With this in mind, it is important to eliminate unnecessary flow control branching, such as those that only exist due to using a specific programming paradigm, and not to solve the use-case.
Likewise, we should avoid introducing an extra state to our system, that could instead be implicitly determined. For instance, if we characterise having both light switches on, as being “very bright”. We can introduce a boolean that reflects if it is very bright, but this is an extra state, that isn’t strictly needed. Instead, we should interrogate the state of our current system to see if “very bright” is met – whether both light switches are set to “on”.
Better performance
Something important to note about flow control branching and state is its statistical nature. What is the most common use case? Not necessarily the domain use case, but the actual use case in the system under use. By considering which parts of our system are the most common, we can program for these cases, and help the branch predictor. If we take our light switch from earlier and assume it has a random chance of being either on or off, we will get a branch prediction success rate of 50 %. This means that 50 % of the time, the CPU guesses wrong and must retrieve different instructions into the cache, losing up to 10 to 20 cycles each time. While 10 to 20 cycles don’t seem like a big deal, remember this is simply for a two-state system with a single branch. If we’re working with real-time datasets of considerable size, this will quickly add up. Even if performance isn’t an explicit feature of a project, it still makes sense to improve it by embracing a methodology that defaults to making optimal performance choices.
A way to solve our light switch use case would be to have two different lists. One containing all light switches that are on and one containing all light switches that are off. If we need to perform a given transform only on light switches that are on, we simply give it the list of light switches that are on. Compared to having a single list with all light switches, we now have no need to check their state within our procedure, thus avoiding branching and potential branch prediction misses, since we now know that all light switches we operate on are turned on.
In this example, turning a light switch off would simply be deleting it from the “on”-list and inserting it into the “off”-list.

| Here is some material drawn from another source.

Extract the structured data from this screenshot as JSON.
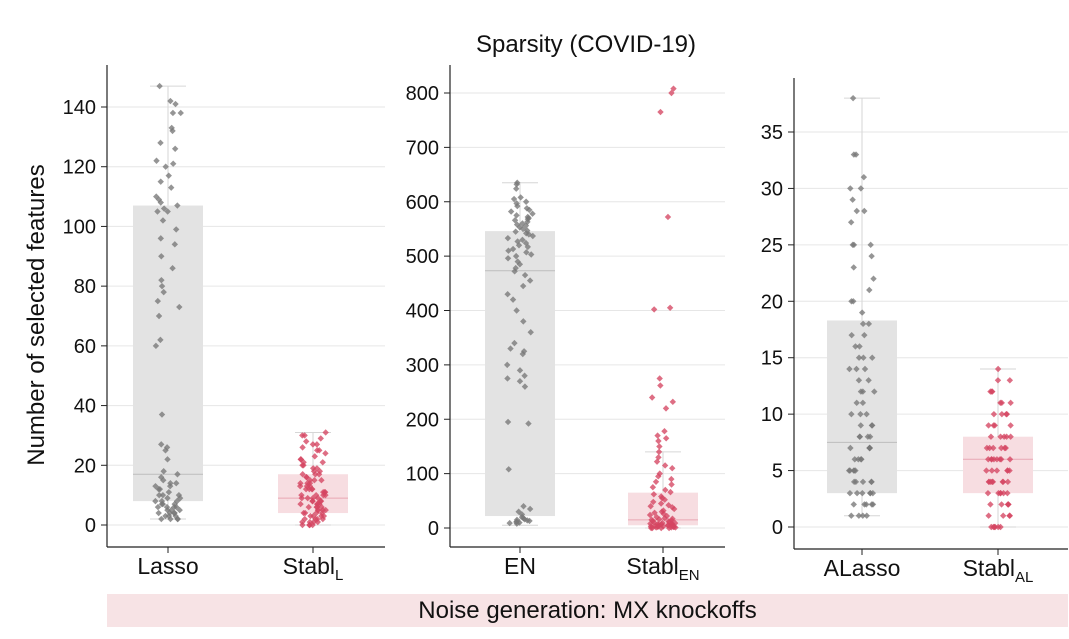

We also help the computer by only working with primitive types. We work with “structs of arrays” rather than “arrays of structs”. An example could be an array of positions in 3D space. The positions might be a vector object, or it might be a 3-dimensional array. However, the interpretation that the numbers in this array are actually positions, doesn’t have to be part of the system. Instead, we can simply store every number in a single one-dimensional array of integers, placing the 3 coordinates for a given position sequentially after each other. Now, to get the 3 coordinates for a particular position, we take the positions index multiplied by the stride, which in this case would be three. The 3 numbers at the resulting index and the next two elements are then the coordinates for the position (see Figure 1).